Zusammenfassend erklärte Direktor Faust seinen Kollegen Dr. Weber für den Schuldienst als nicht mehr tragbar, sprach noch einmal seine Missbilligung aus und bat die verehrten Anwesenden um Abstimmung über die Entlassung des Mathematiklehrers.

Alle Arme des Lehrkörpers wurden hoch gehalten. Das Votum verlief im Sinne des Direktors einstimmig.

Dr. Weber saß klein, blass und einsam vor der grausamen Zusammenkunft.

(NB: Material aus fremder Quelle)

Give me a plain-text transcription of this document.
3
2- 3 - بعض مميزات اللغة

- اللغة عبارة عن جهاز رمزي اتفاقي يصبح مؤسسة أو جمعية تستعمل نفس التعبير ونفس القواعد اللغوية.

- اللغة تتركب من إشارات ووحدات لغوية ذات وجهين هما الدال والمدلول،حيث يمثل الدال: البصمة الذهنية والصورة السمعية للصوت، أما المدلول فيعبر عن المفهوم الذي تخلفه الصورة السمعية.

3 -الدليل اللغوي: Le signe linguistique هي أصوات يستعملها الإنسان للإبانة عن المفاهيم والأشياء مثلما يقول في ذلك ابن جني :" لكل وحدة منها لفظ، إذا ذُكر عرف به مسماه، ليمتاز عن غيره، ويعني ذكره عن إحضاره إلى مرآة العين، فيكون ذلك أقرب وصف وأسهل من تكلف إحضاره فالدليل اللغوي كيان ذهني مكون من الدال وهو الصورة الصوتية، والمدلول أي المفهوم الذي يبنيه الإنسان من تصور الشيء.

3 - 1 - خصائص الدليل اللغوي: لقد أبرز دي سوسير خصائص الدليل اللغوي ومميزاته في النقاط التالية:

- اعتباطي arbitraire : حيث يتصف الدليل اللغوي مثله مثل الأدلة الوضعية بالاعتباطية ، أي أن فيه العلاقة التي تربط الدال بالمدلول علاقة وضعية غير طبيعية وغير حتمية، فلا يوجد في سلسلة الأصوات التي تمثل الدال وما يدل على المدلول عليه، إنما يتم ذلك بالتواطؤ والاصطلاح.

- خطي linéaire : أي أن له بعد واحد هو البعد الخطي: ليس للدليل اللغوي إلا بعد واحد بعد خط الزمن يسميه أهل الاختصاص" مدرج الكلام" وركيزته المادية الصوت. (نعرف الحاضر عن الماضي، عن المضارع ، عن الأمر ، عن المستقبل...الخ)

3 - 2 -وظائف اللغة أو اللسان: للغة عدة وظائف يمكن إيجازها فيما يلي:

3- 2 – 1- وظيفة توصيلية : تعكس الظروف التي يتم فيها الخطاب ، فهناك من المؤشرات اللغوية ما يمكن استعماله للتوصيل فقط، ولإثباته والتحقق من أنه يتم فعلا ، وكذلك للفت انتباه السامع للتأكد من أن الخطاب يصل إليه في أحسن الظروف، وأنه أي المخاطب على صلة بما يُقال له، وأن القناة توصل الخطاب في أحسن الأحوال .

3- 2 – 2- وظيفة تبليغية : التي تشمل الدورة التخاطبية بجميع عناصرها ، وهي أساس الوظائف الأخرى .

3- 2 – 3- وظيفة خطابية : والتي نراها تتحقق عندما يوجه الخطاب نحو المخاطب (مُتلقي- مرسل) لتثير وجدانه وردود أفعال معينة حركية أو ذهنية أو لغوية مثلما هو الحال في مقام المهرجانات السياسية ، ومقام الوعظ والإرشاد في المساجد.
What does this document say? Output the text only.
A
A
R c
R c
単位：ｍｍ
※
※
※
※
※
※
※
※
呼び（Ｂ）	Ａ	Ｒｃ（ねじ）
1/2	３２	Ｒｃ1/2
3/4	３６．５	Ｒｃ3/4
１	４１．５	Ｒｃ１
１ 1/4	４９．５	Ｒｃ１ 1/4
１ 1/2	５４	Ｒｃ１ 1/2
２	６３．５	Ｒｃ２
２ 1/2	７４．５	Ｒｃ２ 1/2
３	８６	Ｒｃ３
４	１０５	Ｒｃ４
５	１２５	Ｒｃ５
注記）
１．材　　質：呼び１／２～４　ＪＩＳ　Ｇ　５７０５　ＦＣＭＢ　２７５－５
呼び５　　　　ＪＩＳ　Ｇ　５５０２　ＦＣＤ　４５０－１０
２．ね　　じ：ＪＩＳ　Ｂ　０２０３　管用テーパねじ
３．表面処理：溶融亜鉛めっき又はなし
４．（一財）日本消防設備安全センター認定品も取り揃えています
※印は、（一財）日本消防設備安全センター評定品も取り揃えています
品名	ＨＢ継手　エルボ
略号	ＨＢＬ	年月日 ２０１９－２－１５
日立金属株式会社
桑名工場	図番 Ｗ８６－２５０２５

Der Mann war zutiefst schockiert!

Abschließend forderte ihn Genosse Faust demonstrativ auf, den Saal und die Schule für immer zu verlassen.

Ebenfalls eingeladene Arbeiter des benachbarten Patenbetriebes Joliot Curie schlossen sich dieser mutigen Handlung an, einer erklärte selbstgefällig:

Den müsst mor ma in de Brodugtzschion schickn!

Bestellter Beifall vom Präsidium.

Der Direktor schloss die Versammlung süffisant:

Wenn er glaubt, unsere Republik illegal verlassen zu können, so irrt er gewaltig. Es wurde alles vorbereitet, das zu verhindern.

Manch einer der älteren Anwesenden mag sich während der Veranstaltung an braune Zeiten erinnert haben.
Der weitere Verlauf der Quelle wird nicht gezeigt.